Eric DeGiuli joined the IPM in April 2017. He obtained his Ph.D at the University of British Columbia in 2013 and did a first postdoc split between NYU (2013-2015) and Ecole Polytechnique Federale de Lausanne (2015-2017). One thread of his work is on the rheological and vibrational properties of amorphous matter near rigidity transitions. With Matthieu Wyart (EPFL), Edan Lerner (Amsterdam) and Gustavo Düring (Santiago, Chile) he worked on the mean-field theory of amorphous solids from the elementary-excitation perspective. In particular, he used the coherent potential approximation to derive the phase diagram of amorphous solids near their solid-fluid transition and compute the anomalous vibrational properties of colloidal glasses near the jamming point. With Wyart, Lerner, and Düring, he also worked on the rheology of dense flows of hard particles. With the ansatz that configurations of particles in flow are similar to marginal packings that have been forced, they proposed a theory for the exponents characterizing flow of hard frictionless particles. These exponents inherit anomalous behavior from the singular distribution of forces and particle gaps at the jamming point. The theory is in quantitative agreement with precise numerical simulations, both for viscous flows, modelling dense suspensions, and inertial flows, modelling emulsions and foams.

This work continued with the characterization of dense flow of frictional particles. He discovered that such flow is characterized by a new exponent, which states that steady flows have a large population of particle-particle contacts just on the verge of slipping. With Wyart he showed that an instability mechanism due to mechanical noise, acting on this population, can explain the hysteretic behavior of granular media, believed to be the root cause of dynamic triggering of earthquakes [37].

Together with an approach, using the replica method, by G Parisi, J Kurchan, F Zamponi, and others, the mean-field theory of amorphous matter is now well developed. Since joining the IPM, Eric has been pursuing a field-theoretical formalism that promises to go beyond mean-field. Retaining the basic insight that disorder is defined by mechanical constraints, the field theory is restricted to metastable states, generalizing what has been called an Edwards ensemble, after SF Edwards. In a first series of works, he showed that this formalism parsimoniously explains long-range correlations of stress in amorphous matter [38,39]. Moreover he extracted equations of state and field equations, and showed that for packings of repulsive particles, new terms are needed, which bring the theory close to Liouville gravity [39]. He is currently using this formalism to probe anomalous vibrational properties induced by long-range stress correlations.

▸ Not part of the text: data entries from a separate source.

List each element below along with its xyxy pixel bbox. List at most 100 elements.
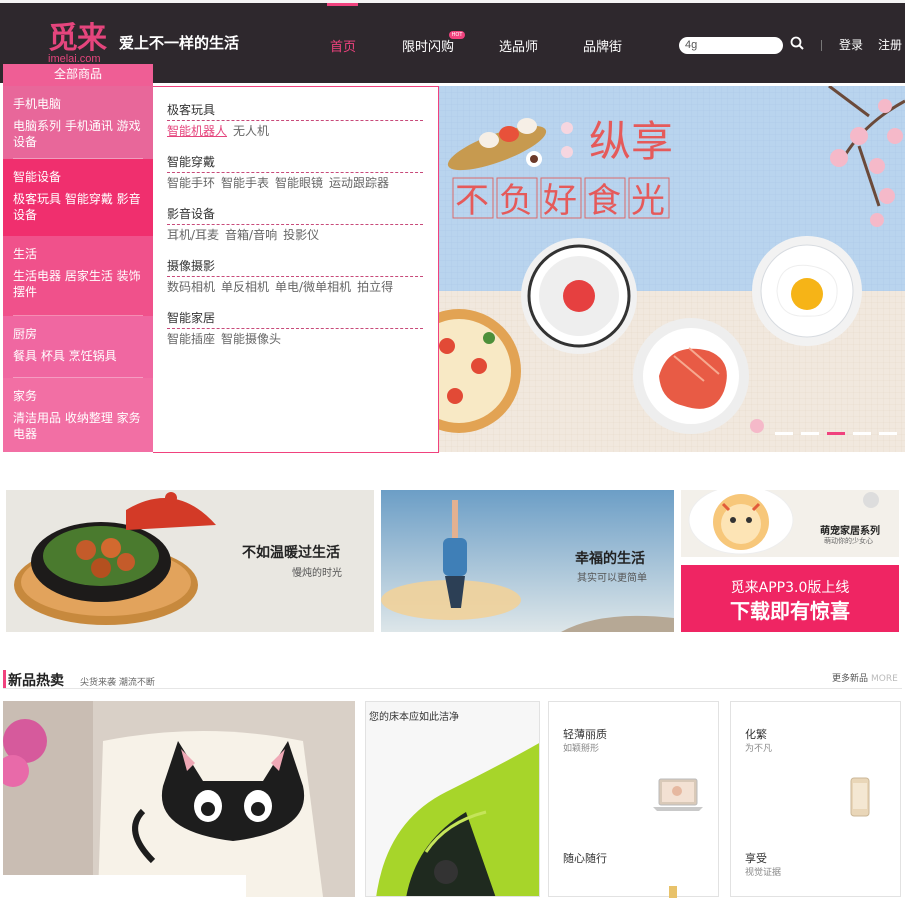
login-link[interactable]: 登录 bbox=[839, 36, 863, 53]
phone-image bbox=[850, 777, 870, 817]
category-housework[interactable]: 家务 清洁用品 收纳整理 家务电器 bbox=[3, 378, 153, 452]
submenu-item[interactable]: 运动跟踪器 bbox=[329, 176, 389, 190]
carousel-dot[interactable] bbox=[879, 432, 897, 435]
submenu-item[interactable]: 数码相机 bbox=[167, 280, 215, 294]
submenu-item[interactable]: 拍立得 bbox=[357, 280, 393, 294]
section-title: 新品热卖 bbox=[8, 673, 64, 689]
promo-subtitle: 慢炖的时光 bbox=[292, 568, 342, 579]
vacuum-image bbox=[376, 743, 539, 896]
search-icon[interactable] bbox=[790, 36, 804, 50]
submenu-item[interactable]: 耳机/耳麦 bbox=[167, 228, 219, 242]
category-items: 清洁用品 收纳整理 家务电器 bbox=[13, 411, 141, 441]
section-accent bbox=[3, 670, 6, 688]
product-thumbnail bbox=[669, 886, 677, 898]
submenu-group: 摄像摄影 数码相机 单反相机 单电/微单相机 拍立得 bbox=[167, 258, 423, 295]
submenu-group-title[interactable]: 极客玩具 bbox=[167, 102, 423, 121]
submenu-item[interactable]: 智能眼镜 bbox=[275, 176, 323, 190]
carousel-dot[interactable] bbox=[853, 432, 871, 435]
section-divider bbox=[3, 688, 902, 689]
all-products-header[interactable]: 全部商品 bbox=[3, 64, 153, 86]
app-promo-cta: 下载即有惊喜 bbox=[730, 599, 850, 623]
product-caption: 您的床本应如此洁净 bbox=[369, 712, 459, 723]
promo-app-download[interactable]: 觅来APP3.0版上线 下载即有惊喜 bbox=[681, 565, 899, 632]
category-kitchen[interactable]: 厨房 餐具 杯具 烹饪锅具 bbox=[3, 316, 153, 378]
nav-flash-sale[interactable]: 限时闪购 bbox=[402, 36, 454, 55]
submenu-group: 智能家居 智能插座 智能摄像头 bbox=[167, 310, 423, 347]
submenu-item[interactable]: 单电/微单相机 bbox=[275, 280, 351, 294]
category-title: 智能设备 bbox=[13, 170, 62, 184]
submenu-group-title[interactable]: 智能穿戴 bbox=[167, 154, 423, 173]
nav-brand-street[interactable]: 品牌街 bbox=[583, 36, 622, 55]
more-label: 更多新品 bbox=[832, 674, 869, 684]
carousel-dot[interactable] bbox=[775, 432, 793, 435]
promo-subtitle: 萌动你的少女心 bbox=[824, 537, 873, 545]
product-subtitle: 为不凡 bbox=[745, 744, 773, 754]
submenu-group-title[interactable]: 智能家居 bbox=[167, 310, 423, 329]
submenu-item[interactable]: 智能插座 bbox=[167, 332, 215, 346]
divider bbox=[821, 40, 822, 51]
product-cat-pillow[interactable] bbox=[3, 701, 355, 897]
category-phones-computers[interactable]: 手机电脑 电脑系列 手机通讯 游戏设备 bbox=[3, 86, 153, 159]
product-title: 随心随行 bbox=[563, 852, 607, 865]
app-promo-title: 觅来APP3.0版上线 bbox=[730, 580, 850, 596]
category-title: 生活 bbox=[13, 247, 38, 261]
submenu-item[interactable]: 智能摄像头 bbox=[221, 332, 281, 346]
carousel-dot[interactable] bbox=[801, 432, 819, 435]
banner-title-1: 纵享 bbox=[589, 117, 673, 166]
category-title: 厨房 bbox=[13, 327, 38, 341]
cat-pillow-image bbox=[3, 701, 355, 897]
category-menu: 手机电脑 电脑系列 手机通讯 游戏设备 智能设备 极客玩具 智能穿戴 影音设备 … bbox=[3, 86, 153, 452]
submenu-item[interactable]: 音箱/音响 bbox=[225, 228, 277, 242]
category-items: 餐具 杯具 烹饪锅具 bbox=[13, 349, 117, 363]
section-subtitle: 尖货来袭 潮流不断 bbox=[80, 678, 155, 688]
nav-home[interactable]: 首页 bbox=[330, 36, 356, 55]
more-label-en: MORE bbox=[871, 674, 898, 684]
submenu-group: 影音设备 耳机/耳麦 音箱/音响 投影仪 bbox=[167, 206, 423, 243]
site-logo[interactable]: 觅来 imelai.com bbox=[46, 13, 112, 65]
promo-title: 不如温暖过生活 bbox=[242, 545, 340, 561]
banner-illustration: 纵享 不负好食光 bbox=[439, 86, 905, 452]
more-products-link[interactable]: 更多新品 MORE bbox=[832, 671, 898, 684]
submenu-group: 智能穿戴 智能手环 智能手表 智能眼镜 运动跟踪器 bbox=[167, 154, 423, 191]
submenu-item[interactable]: 智能手环 bbox=[167, 176, 215, 190]
laptop-image bbox=[653, 778, 703, 811]
submenu-item[interactable]: 智能机器人 bbox=[167, 124, 227, 138]
promo-title: 萌宠家居系列 bbox=[820, 526, 880, 537]
product-vacuum[interactable]: 您的床本应如此洁净 bbox=[365, 701, 540, 897]
submenu-item[interactable]: 单反相机 bbox=[221, 280, 269, 294]
product-laptop[interactable]: 轻薄丽质 如颖掰形 随心随行 bbox=[548, 701, 719, 898]
banner-title-2: 不负好食光 bbox=[455, 181, 675, 221]
hot-badge: HOT bbox=[449, 31, 465, 39]
submenu-item[interactable]: 智能手表 bbox=[221, 176, 269, 190]
promo-subtitle: 其实可以更简单 bbox=[577, 573, 647, 584]
category-life[interactable]: 生活 生活电器 居家生活 装饰摆件 bbox=[3, 236, 153, 316]
product-phone[interactable]: 化繁 为不凡 享受 视觉证据 bbox=[730, 701, 901, 897]
submenu-group-title[interactable]: 摄像摄影 bbox=[167, 258, 423, 277]
category-title: 手机电脑 bbox=[13, 97, 62, 111]
category-title: 家务 bbox=[13, 389, 38, 403]
promo-happy-life[interactable]: 幸福的生活 其实可以更简单 bbox=[381, 490, 674, 632]
submenu-group-title[interactable]: 影音设备 bbox=[167, 206, 423, 225]
product-title: 享受 bbox=[745, 852, 767, 865]
logo-chinese: 觅来 bbox=[48, 21, 107, 56]
submenu-item[interactable]: 投影仪 bbox=[283, 228, 319, 242]
active-nav-indicator bbox=[327, 3, 358, 6]
product-title: 化繁 bbox=[745, 728, 767, 741]
category-items: 电脑系列 手机通讯 游戏设备 bbox=[13, 119, 141, 149]
category-submenu: 极客玩具 智能机器人 无人机 智能穿戴 智能手环 智能手表 智能眼镜 运动跟踪器 影音设… bbox=[153, 86, 439, 453]
hero-banner[interactable]: 纵享 不负好食光 bbox=[439, 86, 905, 452]
promo-title: 幸福的生活 bbox=[575, 551, 645, 567]
submenu-group: 极客玩具 智能机器人 无人机 bbox=[167, 102, 423, 139]
nav-select[interactable]: 选品师 bbox=[499, 36, 538, 55]
register-link[interactable]: 注册 bbox=[878, 36, 902, 53]
submenu-item[interactable]: 无人机 bbox=[233, 124, 269, 138]
category-smart-devices[interactable]: 智能设备 极客玩具 智能穿戴 影音设备 bbox=[3, 159, 153, 236]
carousel-dots bbox=[775, 420, 905, 439]
product-subtitle: 如颖掰形 bbox=[563, 744, 600, 754]
site-slogan: 爱上不一样的生活 bbox=[119, 34, 240, 52]
product-title: 轻薄丽质 bbox=[563, 728, 607, 741]
carousel-dot-active[interactable] bbox=[827, 432, 845, 435]
promo-pet-home[interactable]: 萌宠家居系列 萌动你的少女心 bbox=[681, 490, 899, 557]
promo-slow-cooker[interactable]: 不如温暖过生活 慢炖的时光 bbox=[6, 490, 374, 632]
search-input[interactable] bbox=[679, 37, 783, 54]
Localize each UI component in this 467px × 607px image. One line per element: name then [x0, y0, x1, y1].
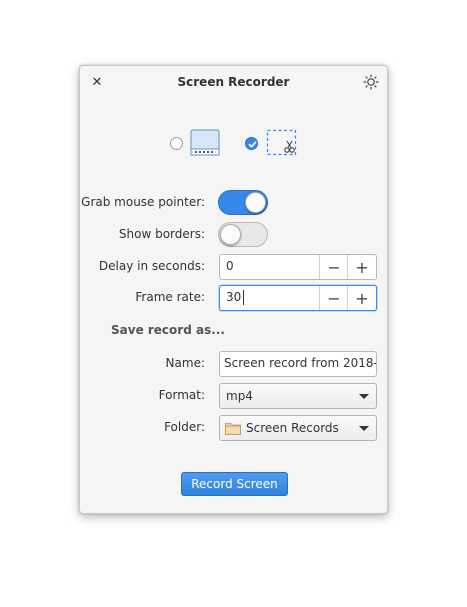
delay-label: Delay in seconds:	[98, 259, 205, 273]
grab-mouse-switch[interactable]	[218, 190, 268, 215]
format-label: Format:	[158, 388, 205, 402]
delay-increment-button[interactable]: +	[347, 255, 376, 279]
delay-input[interactable]	[226, 259, 316, 273]
framerate-row: Frame rate: − +	[80, 285, 387, 311]
format-row: Format: mp4	[80, 383, 387, 409]
switch-knob	[245, 192, 266, 213]
framerate-input[interactable]	[226, 290, 316, 304]
folder-icon	[225, 423, 241, 435]
folder-label: Folder:	[164, 420, 205, 434]
delay-row: Delay in seconds: − +	[80, 254, 387, 280]
folder-chooser[interactable]: Screen Records	[219, 415, 377, 441]
grab-mouse-row: Grab mouse pointer:	[80, 190, 387, 216]
capture-mode-selector	[80, 128, 387, 158]
framerate-label: Frame rate:	[135, 290, 205, 304]
brightness-icon[interactable]	[363, 74, 379, 90]
chevron-down-icon	[359, 394, 369, 399]
show-borders-label: Show borders:	[118, 227, 205, 241]
grab-mouse-label: Grab mouse pointer:	[81, 195, 205, 209]
name-entry	[219, 351, 377, 377]
save-section-title: Save record as...	[111, 323, 225, 337]
delay-decrement-button[interactable]: −	[319, 255, 348, 279]
name-input[interactable]	[224, 356, 376, 370]
folder-row: Folder: Screen Records	[80, 415, 387, 441]
name-row: Name:	[80, 351, 387, 377]
chevron-down-icon	[359, 426, 369, 431]
titlebar: ✕ Screen Recorder	[80, 66, 387, 98]
framerate-decrement-button[interactable]: −	[319, 286, 348, 310]
switch-knob	[220, 224, 241, 245]
framerate-increment-button[interactable]: +	[347, 286, 376, 310]
folder-value: Screen Records	[246, 421, 339, 435]
show-borders-row: Show borders:	[80, 222, 387, 248]
screen-recorder-window: ✕ Screen Recorder Grab mouse pointer: Sh…	[79, 65, 388, 514]
window-title: Screen Recorder	[177, 75, 290, 89]
framerate-spinbox: − +	[219, 285, 377, 311]
delay-spinbox: − +	[219, 254, 377, 280]
format-dropdown[interactable]: mp4	[219, 383, 377, 409]
format-value: mp4	[226, 389, 253, 403]
radio-select-area[interactable]	[245, 137, 258, 150]
radio-grab-screen[interactable]	[170, 137, 183, 150]
name-label: Name:	[165, 356, 205, 370]
record-screen-button[interactable]: Record Screen	[181, 472, 288, 496]
screen-icon[interactable]	[190, 129, 220, 157]
select-area-icon[interactable]	[266, 129, 298, 157]
text-caret	[243, 290, 244, 305]
show-borders-switch[interactable]	[218, 222, 268, 247]
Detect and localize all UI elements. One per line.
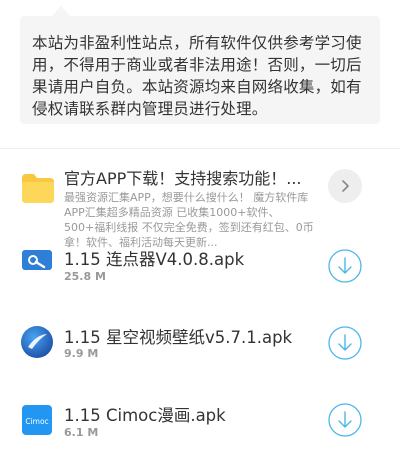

A second thread of work concerns the generative, or linguistic, aspect of complex systems. Life is written in the language of DNA; protein structure is written in a language of amino acids, and human endeavour is often written in text. Are there universal aspects of the relationship between sequence and structure? In an attempt to answer this question, Eric is initiating the statistical mechanics of language, using the framework of generative grammar. In a first work, he showed that a simple model of random languages has a nontrivial transition marking the emergence of information-propagation in language [40]. He is currently working on theory to explain the observations in [40].